Alguien jaló la silla del alguacil, obligando a Benjamín Listillo a voltear. Nadie menos que Tulio.
-¡Fuera, fuera de aquí!
-¡Volveré!- amenazó el tramoya, antes de salir corriendo.
-¿Para qué soy bueno?- preguntó el alguacil al preocupado ciudadano.
-Para nada Tulio, pero todos te hacemos creer que sí.- comentó sarcásticamente el conejo rojo.
-Luego de los tres gritos que se escucharon en el pueblo, comenzaron a aparecer muchos incendios. Y no sabemos el porqué.
-Es que Juanín los apagaba.- comentó otro de los tramoyas.

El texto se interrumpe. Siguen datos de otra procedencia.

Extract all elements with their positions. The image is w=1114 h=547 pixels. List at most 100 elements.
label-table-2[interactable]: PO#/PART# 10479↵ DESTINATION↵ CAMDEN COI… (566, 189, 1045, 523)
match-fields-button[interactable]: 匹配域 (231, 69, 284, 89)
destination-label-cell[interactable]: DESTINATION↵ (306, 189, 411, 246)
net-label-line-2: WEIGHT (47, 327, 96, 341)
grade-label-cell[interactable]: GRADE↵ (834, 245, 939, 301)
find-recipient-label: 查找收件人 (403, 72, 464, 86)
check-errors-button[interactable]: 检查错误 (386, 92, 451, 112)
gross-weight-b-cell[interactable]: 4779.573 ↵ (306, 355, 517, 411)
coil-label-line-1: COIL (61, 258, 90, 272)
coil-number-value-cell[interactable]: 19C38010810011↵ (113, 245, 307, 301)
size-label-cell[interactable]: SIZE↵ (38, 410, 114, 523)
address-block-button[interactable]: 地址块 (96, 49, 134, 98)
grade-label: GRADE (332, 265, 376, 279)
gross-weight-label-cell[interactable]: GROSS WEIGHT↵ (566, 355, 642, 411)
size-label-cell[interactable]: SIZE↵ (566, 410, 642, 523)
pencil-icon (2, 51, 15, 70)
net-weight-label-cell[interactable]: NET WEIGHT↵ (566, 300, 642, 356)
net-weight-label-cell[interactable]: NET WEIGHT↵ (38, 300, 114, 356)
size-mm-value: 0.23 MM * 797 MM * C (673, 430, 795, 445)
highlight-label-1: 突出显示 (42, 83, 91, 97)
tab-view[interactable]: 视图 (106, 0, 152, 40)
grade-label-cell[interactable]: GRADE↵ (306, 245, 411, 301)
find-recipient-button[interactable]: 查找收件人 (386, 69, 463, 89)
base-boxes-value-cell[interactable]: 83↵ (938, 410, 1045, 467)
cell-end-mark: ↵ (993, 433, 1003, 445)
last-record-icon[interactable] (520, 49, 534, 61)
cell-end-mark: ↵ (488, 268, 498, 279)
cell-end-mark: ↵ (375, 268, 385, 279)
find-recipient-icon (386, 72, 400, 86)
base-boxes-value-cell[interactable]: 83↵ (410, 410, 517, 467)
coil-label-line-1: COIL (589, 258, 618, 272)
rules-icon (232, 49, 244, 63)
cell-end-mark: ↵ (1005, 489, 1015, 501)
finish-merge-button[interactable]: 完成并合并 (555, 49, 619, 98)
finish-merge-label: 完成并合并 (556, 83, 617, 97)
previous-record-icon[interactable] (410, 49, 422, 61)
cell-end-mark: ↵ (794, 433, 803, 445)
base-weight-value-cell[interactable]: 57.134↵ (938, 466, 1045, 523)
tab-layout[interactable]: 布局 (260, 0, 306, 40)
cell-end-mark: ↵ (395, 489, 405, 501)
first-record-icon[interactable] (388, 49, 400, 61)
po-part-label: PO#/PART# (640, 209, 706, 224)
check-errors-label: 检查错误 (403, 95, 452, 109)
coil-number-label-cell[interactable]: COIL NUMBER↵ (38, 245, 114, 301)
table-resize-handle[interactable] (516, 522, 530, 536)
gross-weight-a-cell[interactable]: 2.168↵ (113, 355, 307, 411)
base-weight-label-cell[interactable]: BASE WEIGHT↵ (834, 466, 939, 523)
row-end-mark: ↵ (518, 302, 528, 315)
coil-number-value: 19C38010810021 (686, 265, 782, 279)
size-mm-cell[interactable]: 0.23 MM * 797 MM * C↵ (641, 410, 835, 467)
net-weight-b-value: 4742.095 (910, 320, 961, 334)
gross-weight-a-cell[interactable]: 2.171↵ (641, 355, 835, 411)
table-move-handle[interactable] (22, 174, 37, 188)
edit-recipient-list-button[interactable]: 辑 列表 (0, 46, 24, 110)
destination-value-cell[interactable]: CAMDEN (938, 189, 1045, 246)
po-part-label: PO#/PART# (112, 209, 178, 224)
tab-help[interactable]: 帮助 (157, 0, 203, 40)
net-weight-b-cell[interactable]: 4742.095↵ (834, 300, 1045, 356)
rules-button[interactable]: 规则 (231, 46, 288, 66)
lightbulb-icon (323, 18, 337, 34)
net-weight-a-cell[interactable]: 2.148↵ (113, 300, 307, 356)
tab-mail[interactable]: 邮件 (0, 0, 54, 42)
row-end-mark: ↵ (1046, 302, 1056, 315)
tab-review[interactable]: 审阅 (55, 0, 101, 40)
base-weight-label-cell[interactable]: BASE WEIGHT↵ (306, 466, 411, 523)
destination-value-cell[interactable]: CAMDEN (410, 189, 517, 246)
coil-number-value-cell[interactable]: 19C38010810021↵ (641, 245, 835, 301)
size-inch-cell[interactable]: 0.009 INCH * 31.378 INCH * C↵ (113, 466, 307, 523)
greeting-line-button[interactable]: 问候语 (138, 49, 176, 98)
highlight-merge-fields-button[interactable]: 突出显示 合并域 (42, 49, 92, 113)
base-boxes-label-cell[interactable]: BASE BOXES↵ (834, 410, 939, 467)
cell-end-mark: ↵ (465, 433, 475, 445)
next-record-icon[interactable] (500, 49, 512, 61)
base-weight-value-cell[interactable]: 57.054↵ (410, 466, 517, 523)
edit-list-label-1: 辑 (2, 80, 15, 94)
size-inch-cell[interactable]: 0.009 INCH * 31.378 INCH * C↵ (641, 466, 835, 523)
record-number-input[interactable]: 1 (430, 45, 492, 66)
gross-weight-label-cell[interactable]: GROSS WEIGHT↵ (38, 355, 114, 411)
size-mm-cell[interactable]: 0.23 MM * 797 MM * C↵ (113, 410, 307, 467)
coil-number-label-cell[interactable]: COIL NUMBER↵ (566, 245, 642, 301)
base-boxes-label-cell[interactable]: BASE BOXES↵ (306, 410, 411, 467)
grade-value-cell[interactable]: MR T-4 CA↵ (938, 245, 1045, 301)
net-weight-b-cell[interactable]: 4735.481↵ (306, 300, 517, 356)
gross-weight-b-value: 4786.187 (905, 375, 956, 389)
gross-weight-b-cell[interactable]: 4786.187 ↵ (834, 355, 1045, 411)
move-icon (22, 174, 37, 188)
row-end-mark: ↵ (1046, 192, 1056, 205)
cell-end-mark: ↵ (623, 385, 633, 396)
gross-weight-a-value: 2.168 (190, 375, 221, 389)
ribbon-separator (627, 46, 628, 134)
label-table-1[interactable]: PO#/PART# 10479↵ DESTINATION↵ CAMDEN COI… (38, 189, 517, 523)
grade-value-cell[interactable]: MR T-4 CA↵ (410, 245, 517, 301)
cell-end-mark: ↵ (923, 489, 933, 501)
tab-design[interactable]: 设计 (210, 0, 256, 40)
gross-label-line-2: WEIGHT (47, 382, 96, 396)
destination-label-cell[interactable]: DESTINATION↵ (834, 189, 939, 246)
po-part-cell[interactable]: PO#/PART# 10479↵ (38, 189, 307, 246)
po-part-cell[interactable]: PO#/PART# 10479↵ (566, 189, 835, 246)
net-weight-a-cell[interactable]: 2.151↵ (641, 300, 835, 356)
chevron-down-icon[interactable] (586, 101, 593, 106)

-¡Oh no! ¿Eso significa que a él también se lo llevaron?- replicó angustiado el valiente, perdón, inútil alguacil. - ¿Donde está mi sobrina para que nos diga qué hacer?
Todos se miraron, desconcertados.
-Salió con el Vaquero Misterioso. Y desde entonces que no la vemos. Uno de los gritos sonó como su voz, pero pudo ser un grillo.- respondió Policarpo. Tulio frunció la boca, ya que se había quedado en la parte de que estaba con el vaquero, no el resto de lo que le dijo el pianista.
-También desapareció Mario Hug... digo, mi aprendiz- reflexionó Bodoque.
Freddy Espuela llegó volando por la ventana. Tras recuperarse del impacto, se veía muy preocupado. Entre las manos llevaba una nota, que de tantos errores de ortografía y redacción, podía dejar ciego a cualquiera.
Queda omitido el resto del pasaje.